File-level hotspots (explicit, but these are now close to the defaults):
```bash
cargo run -- modules --manifest-path ../Cargo.toml -p walk --lib -n 25
```
Workspace sweep (summary-only):
```bash
cargo run -- modules-sweep --manifest-path ../Cargo.toml -p walk -p innr --lib
```
Use presets when you want a different “view” quickly:
```bash
# Item-level view, more verbose
cargo run -- modules --manifest-path ../Cargo.toml -p walk --lib --preset node-full -n 25
```
Failure semantics:
- Default: **continue on error** and report which packages failed.
- `--fail-fast`: stop on first failure.
- `--continue-on-error=false`: equivalent explicit form.
Caching:
- `modules`/`modules-sweep` cache `cargo modules dependencies` DOT output under `evals/pkgrank/modules_cache/`.

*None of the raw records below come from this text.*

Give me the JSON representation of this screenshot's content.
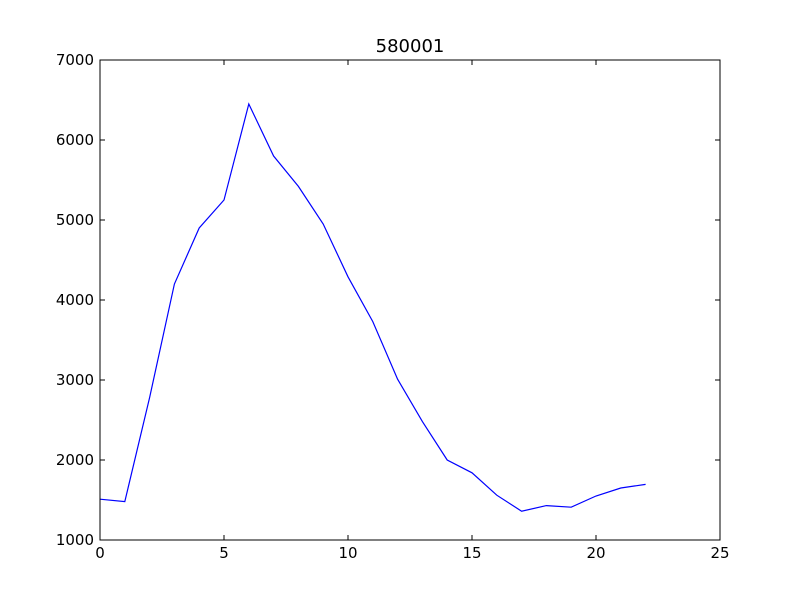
{
  "chart_data": {
    "type": "line",
    "title": "580001",
    "xlabel": "",
    "ylabel": "",
    "xlim": [
      0,
      25
    ],
    "ylim": [
      1000,
      7000
    ],
    "xticks": [
      0,
      5,
      10,
      15,
      20,
      25
    ],
    "yticks": [
      1000,
      2000,
      3000,
      4000,
      5000,
      6000,
      7000
    ],
    "grid": false,
    "series": [
      {
        "color": "#0000ff",
        "x": [
          0,
          1,
          2,
          3,
          4,
          5,
          6,
          7,
          8,
          9,
          10,
          11,
          12,
          13,
          14,
          15,
          16,
          17,
          18,
          19,
          20,
          21,
          22
        ],
        "y": [
          1510,
          1480,
          2780,
          4200,
          4900,
          5250,
          6450,
          5800,
          5420,
          4950,
          4290,
          3730,
          3010,
          2480,
          2000,
          1840,
          1560,
          1360,
          1430,
          1410,
          1550,
          1650,
          1695
        ]
      }
    ]
  }
}
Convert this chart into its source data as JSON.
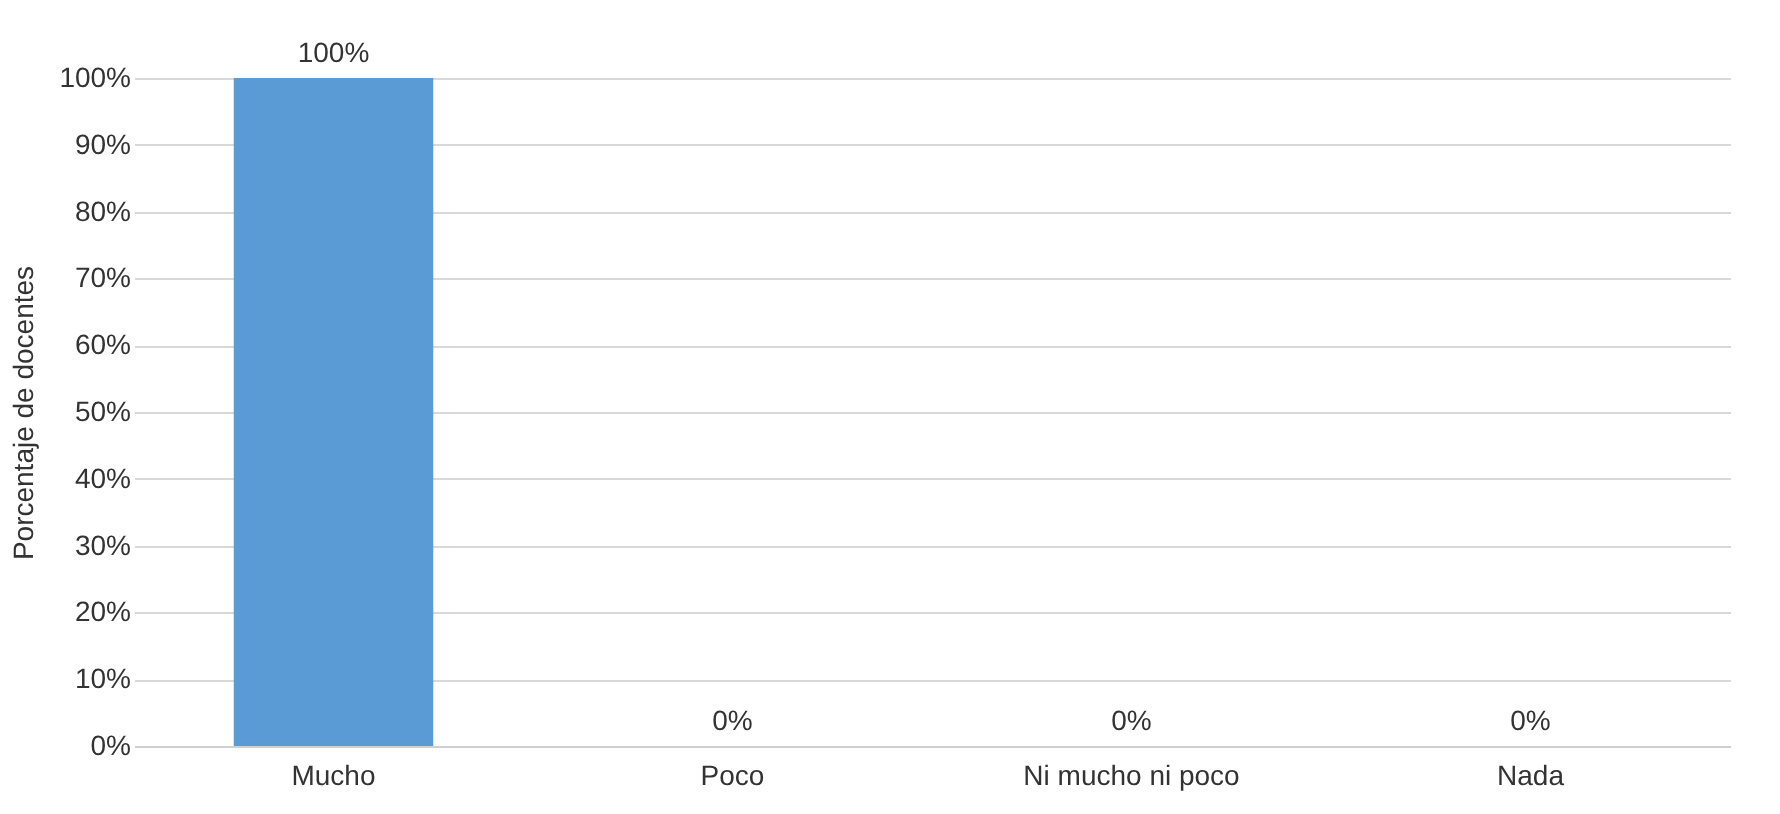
{
  "chart_data": {
    "type": "bar",
    "ylabel": "Porcentaje de docentes",
    "categories": [
      "Mucho",
      "Poco",
      "Ni mucho ni poco",
      "Nada"
    ],
    "values": [
      100,
      0,
      0,
      0
    ],
    "color": "#5b9bd5",
    "value_labels": [
      "100%",
      "0%",
      "0%",
      "0%"
    ],
    "ylim": [
      0,
      100
    ],
    "yticks": [
      {
        "value": 0,
        "label": "0%"
      },
      {
        "value": 10,
        "label": "10%"
      },
      {
        "value": 20,
        "label": "20%"
      },
      {
        "value": 30,
        "label": "30%"
      },
      {
        "value": 40,
        "label": "40%"
      },
      {
        "value": 50,
        "label": "50%"
      },
      {
        "value": 60,
        "label": "60%"
      },
      {
        "value": 70,
        "label": "70%"
      },
      {
        "value": 80,
        "label": "80%"
      },
      {
        "value": 90,
        "label": "90%"
      },
      {
        "value": 100,
        "label": "100%"
      }
    ],
    "grid": "y",
    "legend": false
  }
}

- Use `--cache-refresh` to force regeneration.
## MCP stdio server (Cursor)
`pkgrank mcp-stdio` runs an MCP server over stdio. Stdout is reserved for JSON-RPC frames.
Run:
```bash
cargo run -- mcp-stdio
```
Toolset selection (optional):
- Default: **slim** (small tool surface; “just works” for Cursor)
- Opt-in:
- `PKGRANK_MCP_TOOLSET=full` to expose advanced tools (e.g. module/type graph centrality)
- `PKGRANK_MCP_TOOLSET=debug` to also expose internal artifact-inspection tools
Environment (optional):
- `PKGRANK_ROOT`: default root directory for artifact-backed tools
- `PKGRANK_OUT`: default artifacts directory (default `evals/pkgrank`)
Tools (high level):
- Default (Cursor MCP): `pkgrank_view`, `pkgrank_triage`, `pkgrank_analyze`, `pkgrank_repo_detail`, `pkgrank_crate_detail`, `pkgrank_snapshot`, `pkgrank_compare_runs`
- Advanced (opt-in: `PKGRANK_MCP_TOOLSET=full`): `pkgrank_status`, `pkgrank_modules`, `pkgrank_modules_sweep`
- Debug (opt-in: `PKGRANK_MCP_TOOLSET=debug`): internal artifact-inspection tools (e.g. TLC tables, invariants list, PPR summaries)
## Tests (E2E targets)
- Default test suite is **offline/deterministic** and uses **local real targets** (the dev super-workspace itself).
- URL-backed tests (crates.io crawl) are **opt-in**:
- set `PKGRANK_E2E_NETWORK=1` before running tests.
## Invariants (must not drift)
- Edge meaning: $A \to B$ means “A depends on B”.
- Dependency kind gating: `--dev` / `--build` control whether those edges exist.
- Workspace restriction: “workspace-only” means nodes/edges restricted to the current Cargo workspace members.
## User stories (what this is for)
These are the “real” workflows this tool is meant to serve.
- **Onboarding / orientation**: “What are the most central crates in this workspace? Who are the orchestrators?”
- Use: `pkgrank analyze` (metric `pagerank` vs `consumers-pagerank`) and `pkgrank triage`.
- **Dependency slimming / graph sanity**: “Why is this crate so central / so sticky? What depends on it?”
- Use: `pkgrank analyze --metric consumers-pagerank` + drill into origins and degrees; optionally generate artifacts via `pkgrank view`.
- **Refactor hotspots inside a crate**: “Which files/modules/items are the coupling hotspots?”
- Use: `pkgrank modules` with `--aggregate file` (hot files) or `--aggregate node` (hot items).
- **Workspace sweep**: “Run that hotspot scan across a bunch of crates and summarize failures/results.”
- Use: `pkgrank modules-sweep` (summary-only by default).
- **Shareable artifacts**: “Write an HTML snapshot I can point people at.”
- Use: `pkgrank view` / `pkgrank sweep-local`.
Evidence pointers (qualitative):
- Community demand for “internal dependency graph visualization” (rust-analyzer crate graph is commonly suggested): `https://www.reddit.com/r/rust/comments/x04zko/visualizing_internal_dependencies_as_a_graph/`
- Cursor’s framing of MCP: “connect to external tools and data sources” (so MCP tends to be used for “triage + drilldown”): `https://cursor.com/docs/context/mcp`
- Cargo’s own `cargo tree` docs emphasize dependency display, reverse-deps (`--invert`), and “duplicates” as a common pain point: `https://doc.rust-lang.org/cargo/commands/cargo-tree.html`
## Dependencies / integration notes
- `pkgrank` includes its centrality algorithms internally (PageRank / PPR / betweenness / reachability),
to stay buildable as a standalone repo (no cross-repo path deps).